Ollie started with a Plains but Neil played out the first creature on his second turn: A Stoic Champion. Ollie played out a Mistform Wall to slow down the Champion and so Neil played out a Wingbeat Warrior to give him a ten-turn clock. A few turns later, Ollie unmorphed his own flier, in the form of a Mistform Seaswift and dropped a second wall to make sure any ground forces would be kept in check. A few turns, attacks and creatures later Neil killed the Swift, giving him the only fliers but Ollie dropped a Riptide Mangler and managed to give it four power. “If you’re gonna have a 4/3 on the table you might as well attack with it,” he said, and sent it into the Red Zone.
It was looking pretty even at this point but Neil swung the game around with a Dragon Roost, capable of making a dragon every turn if Neil could find enough land.

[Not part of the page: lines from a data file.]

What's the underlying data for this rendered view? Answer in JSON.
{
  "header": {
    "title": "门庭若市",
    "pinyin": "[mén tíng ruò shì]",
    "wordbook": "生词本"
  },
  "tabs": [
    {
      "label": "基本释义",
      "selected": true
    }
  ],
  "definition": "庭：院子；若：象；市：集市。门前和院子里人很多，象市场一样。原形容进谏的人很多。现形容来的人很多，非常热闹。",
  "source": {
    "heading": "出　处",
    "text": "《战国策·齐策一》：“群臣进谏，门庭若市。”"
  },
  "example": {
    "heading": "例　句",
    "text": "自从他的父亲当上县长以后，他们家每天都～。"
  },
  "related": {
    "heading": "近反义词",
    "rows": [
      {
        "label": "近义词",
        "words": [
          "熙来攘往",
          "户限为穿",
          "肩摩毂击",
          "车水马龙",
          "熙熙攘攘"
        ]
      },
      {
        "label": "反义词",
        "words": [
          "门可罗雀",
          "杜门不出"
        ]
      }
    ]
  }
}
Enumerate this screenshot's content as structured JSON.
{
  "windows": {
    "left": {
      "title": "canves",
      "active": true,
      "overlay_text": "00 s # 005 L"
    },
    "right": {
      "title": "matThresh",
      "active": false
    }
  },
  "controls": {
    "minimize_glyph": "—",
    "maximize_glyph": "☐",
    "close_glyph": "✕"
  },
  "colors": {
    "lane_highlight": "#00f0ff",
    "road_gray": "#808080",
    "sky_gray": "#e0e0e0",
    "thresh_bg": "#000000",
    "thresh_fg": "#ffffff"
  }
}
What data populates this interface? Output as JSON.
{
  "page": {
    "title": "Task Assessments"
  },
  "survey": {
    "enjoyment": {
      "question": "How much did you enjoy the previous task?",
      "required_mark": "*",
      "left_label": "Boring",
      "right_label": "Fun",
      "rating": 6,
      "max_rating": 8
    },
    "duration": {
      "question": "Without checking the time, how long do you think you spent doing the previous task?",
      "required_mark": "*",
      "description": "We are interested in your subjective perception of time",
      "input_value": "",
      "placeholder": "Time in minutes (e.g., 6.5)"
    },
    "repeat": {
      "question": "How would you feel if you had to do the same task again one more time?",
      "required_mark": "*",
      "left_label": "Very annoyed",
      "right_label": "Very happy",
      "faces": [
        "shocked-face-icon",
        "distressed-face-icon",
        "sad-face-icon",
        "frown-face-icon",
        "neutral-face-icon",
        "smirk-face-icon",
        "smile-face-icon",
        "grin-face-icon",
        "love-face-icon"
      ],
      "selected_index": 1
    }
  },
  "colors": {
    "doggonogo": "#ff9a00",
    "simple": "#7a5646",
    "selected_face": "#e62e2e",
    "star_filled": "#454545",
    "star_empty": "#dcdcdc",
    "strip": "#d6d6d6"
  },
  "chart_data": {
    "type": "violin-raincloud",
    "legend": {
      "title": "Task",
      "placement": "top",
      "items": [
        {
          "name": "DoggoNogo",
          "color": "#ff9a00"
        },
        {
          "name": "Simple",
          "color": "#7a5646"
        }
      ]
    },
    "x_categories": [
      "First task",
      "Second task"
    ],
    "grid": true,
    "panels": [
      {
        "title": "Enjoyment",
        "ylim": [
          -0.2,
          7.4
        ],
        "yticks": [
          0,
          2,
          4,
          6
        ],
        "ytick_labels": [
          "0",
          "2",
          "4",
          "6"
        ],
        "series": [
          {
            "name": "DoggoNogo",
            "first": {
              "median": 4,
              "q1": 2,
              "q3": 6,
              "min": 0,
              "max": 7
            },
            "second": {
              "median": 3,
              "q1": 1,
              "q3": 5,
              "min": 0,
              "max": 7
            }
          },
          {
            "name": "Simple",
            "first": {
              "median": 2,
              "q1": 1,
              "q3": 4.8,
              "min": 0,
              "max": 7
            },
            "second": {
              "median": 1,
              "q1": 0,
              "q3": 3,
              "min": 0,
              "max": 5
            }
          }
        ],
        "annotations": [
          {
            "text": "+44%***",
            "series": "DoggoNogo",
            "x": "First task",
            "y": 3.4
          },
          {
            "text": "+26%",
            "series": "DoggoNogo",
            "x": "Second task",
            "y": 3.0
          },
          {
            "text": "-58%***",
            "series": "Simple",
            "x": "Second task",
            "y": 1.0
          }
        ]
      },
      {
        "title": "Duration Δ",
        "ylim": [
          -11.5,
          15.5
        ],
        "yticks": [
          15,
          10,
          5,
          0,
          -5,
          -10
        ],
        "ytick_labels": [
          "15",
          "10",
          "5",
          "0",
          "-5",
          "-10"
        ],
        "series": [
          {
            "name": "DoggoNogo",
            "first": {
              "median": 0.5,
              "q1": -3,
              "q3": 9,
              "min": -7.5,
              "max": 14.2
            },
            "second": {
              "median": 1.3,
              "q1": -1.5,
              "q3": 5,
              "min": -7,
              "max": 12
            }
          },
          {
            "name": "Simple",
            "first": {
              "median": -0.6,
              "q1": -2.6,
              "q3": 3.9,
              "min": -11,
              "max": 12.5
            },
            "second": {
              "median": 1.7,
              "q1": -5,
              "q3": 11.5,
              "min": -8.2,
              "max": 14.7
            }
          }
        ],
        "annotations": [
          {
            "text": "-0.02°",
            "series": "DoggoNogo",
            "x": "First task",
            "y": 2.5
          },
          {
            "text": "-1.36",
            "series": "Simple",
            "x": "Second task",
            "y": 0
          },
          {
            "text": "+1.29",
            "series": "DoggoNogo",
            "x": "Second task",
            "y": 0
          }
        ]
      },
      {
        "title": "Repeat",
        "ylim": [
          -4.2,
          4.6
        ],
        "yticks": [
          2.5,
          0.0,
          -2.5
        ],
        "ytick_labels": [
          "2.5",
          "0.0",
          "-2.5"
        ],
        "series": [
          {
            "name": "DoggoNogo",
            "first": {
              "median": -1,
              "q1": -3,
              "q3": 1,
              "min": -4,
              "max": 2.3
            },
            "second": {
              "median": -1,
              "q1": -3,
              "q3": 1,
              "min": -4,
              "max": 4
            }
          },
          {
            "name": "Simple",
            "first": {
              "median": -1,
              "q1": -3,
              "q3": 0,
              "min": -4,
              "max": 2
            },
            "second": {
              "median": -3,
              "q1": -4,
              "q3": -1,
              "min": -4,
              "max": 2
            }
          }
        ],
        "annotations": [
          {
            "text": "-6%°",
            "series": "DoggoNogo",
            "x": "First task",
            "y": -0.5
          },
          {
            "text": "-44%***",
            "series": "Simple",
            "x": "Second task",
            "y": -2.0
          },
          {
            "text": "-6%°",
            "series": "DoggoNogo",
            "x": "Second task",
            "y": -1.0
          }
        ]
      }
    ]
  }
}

Ollie dropped a Lavamancer’s Skill on his wall and started killing Neil’s smaller creatures, knowing he would have to find a way to win quickly. It wasn’t fast enough though as Neil found the land he was looking for and started making Dragon tokens. Ollie found his 6/6 Mistform Skyreaver but it was too late for him as Neil’s Dragon’s flew in for the win.
Ollie boarded in a Covert Operatvie, taking out a Slipstream Eel but later questioned whether it was a good idea. Neil was unlucky in his draft and only had 23 playable Red and White cards so he had no real boarding options.
Both players drew and played morph creatures in game two, and both drew plenty of land too. Ollie’s walls again gave him the time he needed, and the Lavamancer’s Skill once more started to deal with Neil’s smaller creatures. This time though Ollie saw his Skyreaver before Neil saw his Dragon Roost and, with no way to block it, the game was over three attack phases later.
Game three was “the most one sided game of magic” I’ve seen in a long while, as Ollie himself said. Neil drew land after land after land as Ollie played out morph creatures, unmorphing them to fly across and other fliers to cement his path to victory. Neil managed to deal with one or two creatures but only drawing five spells and a further twelve land while your opponent draws a 50/50 mix means they have to be really good spells. Unfortunately for Neil, Ollie’s were better and he had more of them. “I’m never playing a deck with 19 land in it again,” Neil said as he scooped leaving Ollie, once more, with a good chance of making top eight.
Oliver wins 2-1.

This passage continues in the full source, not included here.